吉野ヶ里遺跡「謎のエリア」から見つかった石棺の掘り下げ、作業終了とのこと。
「謎のエリア」とは、遺跡中心部の近くにあって、最近まで日吉神社があったため調査されてこなかったエリア。
このたび、神社が移転したため、発掘できるようになったのだと。
「北墳丘墓」という、過去に有力者の墓が見つかっているエリアから、西側100メートルほどの場所にあるそう。
●佐賀県文化財保護・活用室の公式ツイッター(吉野ヶ里遺跡の発掘調査@ナゾホルよしのがり@yoshinogari_fun)によると、
【6月14日 調査状況】
石棺内部を床面まで掘り下げましたが、副葬品や人骨などは確認されませんでした。
床面にも赤色顔料が確認できましたので、石棺内部は赤く塗られていたと考えられます。
とのこと。
ニュース映像を見るに、土が大量に流入していた様子。
人骨などは土に還ってしまったのかな。
土ってすごいな…。
さすがに1800年くらい土にさらされたら、有機物なんてなくなるか…。
●佐賀新聞(6月14日)の記事
長年、調査を担当してきた七田忠昭佐賀城本丸歴史館館長は「現段階では(被葬者は)宗教的な有力者と考えられる。石棺墓周辺を調べれば、他者から隔絶する溝など階層を考えるヒントが出てくるかも。まだ4割は掘られていない」。
9月に再開する未発掘エリア調査への期待を口にする。
まだまだ調査は続いていくのですね。
石棺内部や床面に塗られていた赤色顔料。
石棺の蓋石の裏側に刻まれていた線刻。
一体何なんだろう。気になるし知りたい。
特に線刻の意味合いは気になる。まじない的なものとも言われるが、文字的な用途のものかもしれない。
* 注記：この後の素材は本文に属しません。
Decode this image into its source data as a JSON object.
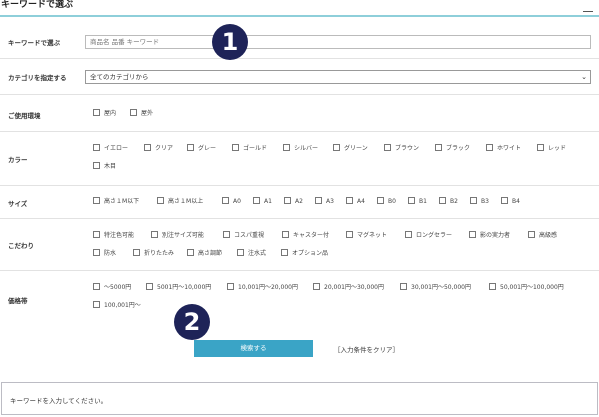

今回発掘したエリアは見晴らしのいい丘だそう。きっと当時の大切なリーダーなりご親族なりを埋葬したんだろうかと想像。
以前、子どもの夏休みの自由研究で近隣の古墳をいくつか探索したけれど、やはり見晴らしのよさそうな小高いところにあった。
実際に墳丘を歩いてみて、そこからの景色も眺めてみると、埋葬した側の被葬者への思いを感じたものだった。
安らかに眠ってほしいという鎮魂、見守っていてほしいという思慕、大きくいえば優しさのようなものを。
過去のお墓を暴く、覗くなんて、一見ぎょっとするような行為。
でも、暴かせてもらう過程で、当時の人々の死者への思いの痕跡が見られ、心打たれる。
それにしても、九州北部の地名には古の呼び名の痕跡が残っているんですね。ロマンがあるなあ。
糸島 松浦 壱岐
伊都国 末盧国 一支国
邪馬台国がどこにあったか、九州か近畿か! という妙な煽りより、
遥か遠い昔、そこには何があったのか正しくわかりたい。
というシンプルな気持ちで発掘調査のニュースが気にかかります。